Labor leader Elmer Labog said Tagle's sympathy and support "give workers more strength in pushing for a substantial wage hike, regular jobs and respect for labor rights."
"It is inspiring for us workers to know that in times like these, when capitalists and the government collude in exploiting and repressing workers, a key leader of the Church is on our side," Labog said.
He said workers and the poor need all the support that they can get.
"May this Labor Day Mass forge a closer unity between workers and the Catholic Church. We can work together on a lot of issues.
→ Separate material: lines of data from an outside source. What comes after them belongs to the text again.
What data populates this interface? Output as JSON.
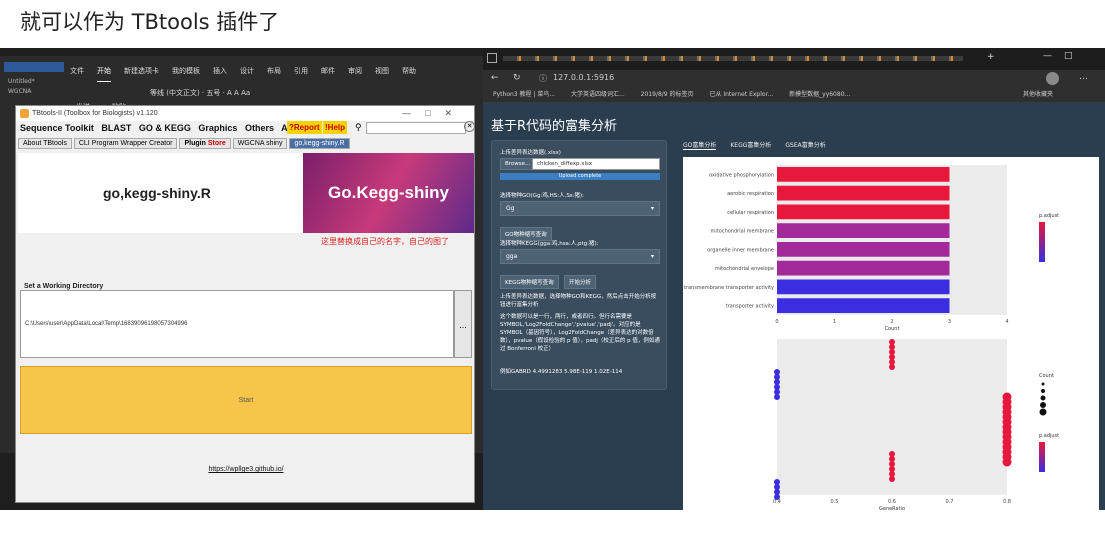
{
  "headline": "就可以作为 TBtools 插件了",
  "word": {
    "tabs": [
      "文件",
      "开始",
      "新建选项卡",
      "我的模板",
      "插入",
      "设计",
      "布局",
      "引用",
      "邮件",
      "审阅",
      "视图",
      "帮助"
    ],
    "active_tab": "开始",
    "font_row": "等线 (中文正文) · 五号 · A A Aa",
    "left_items": [
      "Untitled*",
      "WGCNA"
    ],
    "send_label": "发送",
    "paste_label": "粘贴"
  },
  "tbtools": {
    "title": "TBtools-II (Toolbox for Biologists) v1.120",
    "menu": [
      "Sequence Toolkit",
      "BLAST",
      "GO & KEGG",
      "Graphics",
      "Others",
      "About"
    ],
    "report": "?Report",
    "help": "!Help",
    "tabs": [
      "About TBtools",
      "CLI Program Wrapper Creator",
      "Plugin Store",
      "WGCNA shiny",
      "go,kegg-shiny.R"
    ],
    "plugin_word": "Plugin",
    "store_word": "Store",
    "plugin_title": "go,kegg-shiny.R",
    "logo_text": "Go.Kegg-shiny",
    "note": "这里替换成自己的名字，自己的图了",
    "working_dir_label": "Set a Working Directory",
    "working_dir": "C:\\Users\\user\\AppData\\Local\\Temp\\16839096198057304996",
    "dir_button": "...",
    "start": "Start",
    "link": "https://wpllge3.github.io/"
  },
  "browser": {
    "url": "127.0.0.1:5916",
    "bookmarks": [
      "Python3 教程 | 菜鸟...",
      "大学英语四级词汇...",
      "2019/8/9 的标签页",
      "已从 Internet Explor...",
      "新模型数据_yy6080...",
      "其他收藏夹"
    ],
    "page_title": "基于R代码的富集分析",
    "upload_label": "上传差异表达数据(.xlsx)",
    "browse": "Browse...",
    "file_name": "chicken_diffexp.xlsx",
    "upload_status": "Upload complete",
    "go_species_label": "选择物种GO(Gg:鸡,HS:人,Ss:猪):",
    "go_species_value": "Gg",
    "go_species_btn": "GO物种缩写查询",
    "kegg_species_label": "选择物种KEGG(gga:鸡,hsa:人,ptg:猪):",
    "kegg_species_value": "gga",
    "kegg_btn": "KEGG物种缩写查询",
    "start_btn": "开始分析",
    "desc1": "上传差异表达数据，选择物种GO和KEGG，然后点击开始分析按钮进行富集分析",
    "desc2": "这个数据可以是一行，两行，或者四行。但行名需要是SYMBOL,'Log2FoldChange','pvalue','padj'。对应的是SYMBOL（基因符号），Log2FoldChange（差异表达的对数倍数），pvalue（假设检验的 p 值），padj（校正后的 p 值，例如通过 Bonferroni 校正）",
    "example": "例如GABRD 4.4991283 5.98E-119 1.02E-114",
    "main_tabs": [
      "GO富集分析",
      "KEGG富集分析",
      "GSEA富集分析"
    ]
  },
  "chart_data": [
    {
      "type": "bar",
      "title": "",
      "xlabel": "Count",
      "ylabel": "",
      "categories": [
        "oxidative phosphorylation",
        "aerobic respiration",
        "cellular respiration",
        "mitochondrial membrane",
        "organelle inner membrane",
        "mitochondrial envelope",
        "proton transmembrane transporter activity",
        "transporter activity"
      ],
      "values": [
        3,
        3,
        3,
        3,
        3,
        3,
        3,
        3
      ],
      "xlim": [
        0,
        4
      ],
      "legend_title": "p.adjust",
      "bar_color_high": "#e8173c",
      "bar_color_low": "#3b2ee0"
    },
    {
      "type": "scatter",
      "title": "",
      "xlabel": "GeneRatio",
      "xlim": [
        0.4,
        0.8
      ],
      "x_ticks": [
        "0.4",
        "0.5",
        "0.6",
        "0.7",
        "0.8"
      ],
      "legend_titles": [
        "Count",
        "p.adjust"
      ],
      "point_color_high": "#e8173c",
      "point_color_low": "#3b2ee0"
    }
  ]
}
We will always stand with the Church in promoting justice and equality not just for workers but also for the entire Filipino people," KMU's Labog said.
Meanwhile, the International Labor Organization (ILO) has called on the Philippine government and private companies to develop an "adequately remunerated" middle class to increase expenditure that would sustain economic growth and address poverty.
"In the last few years, there has been a steady growth but the challenge is to have that growth translated into decent jobs," said Lawrence Jeff Johnson, ILO country director in an interview.
"What we need is to develop a strong middle class who are adequately remunerated,” he said.
Figures from the Department of Labor and Employment show that in 2012, around 14.9 million out of the 37.6 million employed people belong to the so-called vulnerable employment sector or are "workers forced to accept or create whatever work is available to survive.”